Sus preguntas terapéuticas están pensadas para trabajarse incluso sin tener una baraja.
No es un detalle menor: el tarot queda aquí como lenguaje y estructura de reflexión, no como requisito de acceso. Puedes empezar por la pregunta, y dejar que las cartas entren después —si entran—.
Hay libros de tarot que, ante cualquier desazón humana, parecen responder: «haz una tirada y ya veremos». Tarot Therapy toma una decisión bastante más interesante: sus preguntas pueden trabajarse sin baraja. Y eso cambia el asunto de raíz.
Leona Nichole Black no convierte el tarot en un dispensador de sentencias ni en una coartada con ilustraciones bonitas. Lo usa como una arquitectura para pensar asuntos que suelen venir mal embalados: amor, propósito, curación, cambio, verdad, esperanza, intuición y creatividad. Pero si no tienes cartas, si estás empezando o si sencillamente no quieres que una imagen te haga el trabajo emocional, el libro no te deja en la puerta. Te pone la pregunta delante. Qué gesto tan poco habitual en un género que a veces confunde misterio con peaje de entrada.

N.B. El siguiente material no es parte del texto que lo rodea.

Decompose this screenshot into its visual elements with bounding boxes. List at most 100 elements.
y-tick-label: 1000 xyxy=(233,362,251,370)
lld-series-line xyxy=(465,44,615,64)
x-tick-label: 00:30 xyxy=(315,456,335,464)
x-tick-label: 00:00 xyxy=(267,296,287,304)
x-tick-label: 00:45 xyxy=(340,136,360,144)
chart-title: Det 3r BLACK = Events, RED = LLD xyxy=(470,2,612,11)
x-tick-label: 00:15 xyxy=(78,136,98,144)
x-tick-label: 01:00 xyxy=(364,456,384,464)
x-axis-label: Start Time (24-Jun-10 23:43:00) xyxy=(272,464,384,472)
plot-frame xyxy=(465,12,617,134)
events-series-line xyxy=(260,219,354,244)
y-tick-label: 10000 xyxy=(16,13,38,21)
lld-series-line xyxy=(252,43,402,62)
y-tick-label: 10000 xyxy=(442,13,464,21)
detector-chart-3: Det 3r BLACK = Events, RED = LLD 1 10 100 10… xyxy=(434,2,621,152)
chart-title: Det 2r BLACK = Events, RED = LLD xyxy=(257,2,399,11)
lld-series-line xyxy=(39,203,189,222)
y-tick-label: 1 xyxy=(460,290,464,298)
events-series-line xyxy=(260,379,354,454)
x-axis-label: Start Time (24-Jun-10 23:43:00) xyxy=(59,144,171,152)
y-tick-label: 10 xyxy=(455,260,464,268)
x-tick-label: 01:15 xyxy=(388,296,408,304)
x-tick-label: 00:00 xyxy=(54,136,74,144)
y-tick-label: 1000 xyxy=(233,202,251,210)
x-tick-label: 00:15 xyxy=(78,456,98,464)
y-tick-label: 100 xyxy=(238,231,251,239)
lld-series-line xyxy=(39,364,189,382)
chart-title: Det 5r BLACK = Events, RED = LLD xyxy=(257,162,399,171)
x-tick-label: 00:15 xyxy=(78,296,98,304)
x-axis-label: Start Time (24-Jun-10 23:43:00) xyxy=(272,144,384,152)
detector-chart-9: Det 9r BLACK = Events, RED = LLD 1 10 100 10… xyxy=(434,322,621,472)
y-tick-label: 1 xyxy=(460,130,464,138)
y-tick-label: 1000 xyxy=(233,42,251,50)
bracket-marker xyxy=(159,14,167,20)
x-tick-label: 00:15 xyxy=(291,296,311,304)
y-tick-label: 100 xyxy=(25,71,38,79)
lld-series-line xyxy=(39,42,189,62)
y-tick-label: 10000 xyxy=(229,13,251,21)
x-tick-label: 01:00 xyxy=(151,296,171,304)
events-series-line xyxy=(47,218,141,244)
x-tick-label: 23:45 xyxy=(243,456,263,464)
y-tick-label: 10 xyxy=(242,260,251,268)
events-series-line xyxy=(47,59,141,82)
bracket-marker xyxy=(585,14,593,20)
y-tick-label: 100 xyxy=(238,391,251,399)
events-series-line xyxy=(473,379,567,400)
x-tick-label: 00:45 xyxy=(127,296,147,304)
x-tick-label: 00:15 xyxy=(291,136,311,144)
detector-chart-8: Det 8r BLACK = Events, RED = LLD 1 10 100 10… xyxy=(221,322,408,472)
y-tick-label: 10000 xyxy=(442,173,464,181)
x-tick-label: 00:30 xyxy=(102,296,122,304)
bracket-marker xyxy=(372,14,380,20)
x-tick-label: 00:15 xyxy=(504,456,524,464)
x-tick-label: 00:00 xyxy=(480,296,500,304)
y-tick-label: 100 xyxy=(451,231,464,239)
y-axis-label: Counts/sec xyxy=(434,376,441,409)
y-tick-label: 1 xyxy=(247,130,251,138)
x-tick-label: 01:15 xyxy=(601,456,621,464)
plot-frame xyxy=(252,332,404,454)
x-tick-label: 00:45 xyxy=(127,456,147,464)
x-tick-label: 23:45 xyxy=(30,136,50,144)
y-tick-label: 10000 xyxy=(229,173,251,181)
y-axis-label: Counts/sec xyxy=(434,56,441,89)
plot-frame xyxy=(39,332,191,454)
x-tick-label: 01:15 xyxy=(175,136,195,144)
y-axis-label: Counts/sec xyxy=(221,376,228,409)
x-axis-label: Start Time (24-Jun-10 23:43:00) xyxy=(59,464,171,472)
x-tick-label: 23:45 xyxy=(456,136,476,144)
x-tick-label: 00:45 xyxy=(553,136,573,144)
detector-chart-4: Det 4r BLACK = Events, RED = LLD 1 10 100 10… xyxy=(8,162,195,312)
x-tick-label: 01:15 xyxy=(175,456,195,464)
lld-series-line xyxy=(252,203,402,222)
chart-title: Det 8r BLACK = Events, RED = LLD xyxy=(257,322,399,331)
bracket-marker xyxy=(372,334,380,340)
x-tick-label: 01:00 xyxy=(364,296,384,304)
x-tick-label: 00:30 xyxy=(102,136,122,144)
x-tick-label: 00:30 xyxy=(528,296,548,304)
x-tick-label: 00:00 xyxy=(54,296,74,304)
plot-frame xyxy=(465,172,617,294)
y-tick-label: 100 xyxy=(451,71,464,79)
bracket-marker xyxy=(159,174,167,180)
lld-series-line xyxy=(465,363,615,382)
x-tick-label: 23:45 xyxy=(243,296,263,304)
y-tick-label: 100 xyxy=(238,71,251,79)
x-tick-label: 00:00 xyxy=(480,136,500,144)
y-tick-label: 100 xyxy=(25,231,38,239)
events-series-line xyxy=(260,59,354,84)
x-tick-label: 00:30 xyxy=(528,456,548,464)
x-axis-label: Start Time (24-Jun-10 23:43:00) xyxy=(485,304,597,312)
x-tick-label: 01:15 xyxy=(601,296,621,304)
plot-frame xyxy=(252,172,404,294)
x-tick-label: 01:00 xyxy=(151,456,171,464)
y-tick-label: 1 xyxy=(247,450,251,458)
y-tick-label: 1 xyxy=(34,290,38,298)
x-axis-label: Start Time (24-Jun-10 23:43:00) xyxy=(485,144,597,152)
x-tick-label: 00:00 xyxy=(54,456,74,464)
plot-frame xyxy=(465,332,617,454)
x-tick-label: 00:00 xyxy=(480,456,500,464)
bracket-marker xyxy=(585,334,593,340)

Para mí, ahí está su mérito y su rareza. No sustituye una lectura seria ni pretende que el cuaderno sea una consulta clínica —menos mal—, pero entiende que una buena práctica de tarot empieza antes de saber significados: empieza cuando una pregunta está bien formulada y una se atreve a no escurrir el bulto.
Merece la pena precisamente porque no añade otra capa de dependencia a la estantería. Puede acompañar una baraja, claro; pero también puede enseñarte a no pedirle a las cartas que respondan lo que todavía no te has atrevido a preguntarte.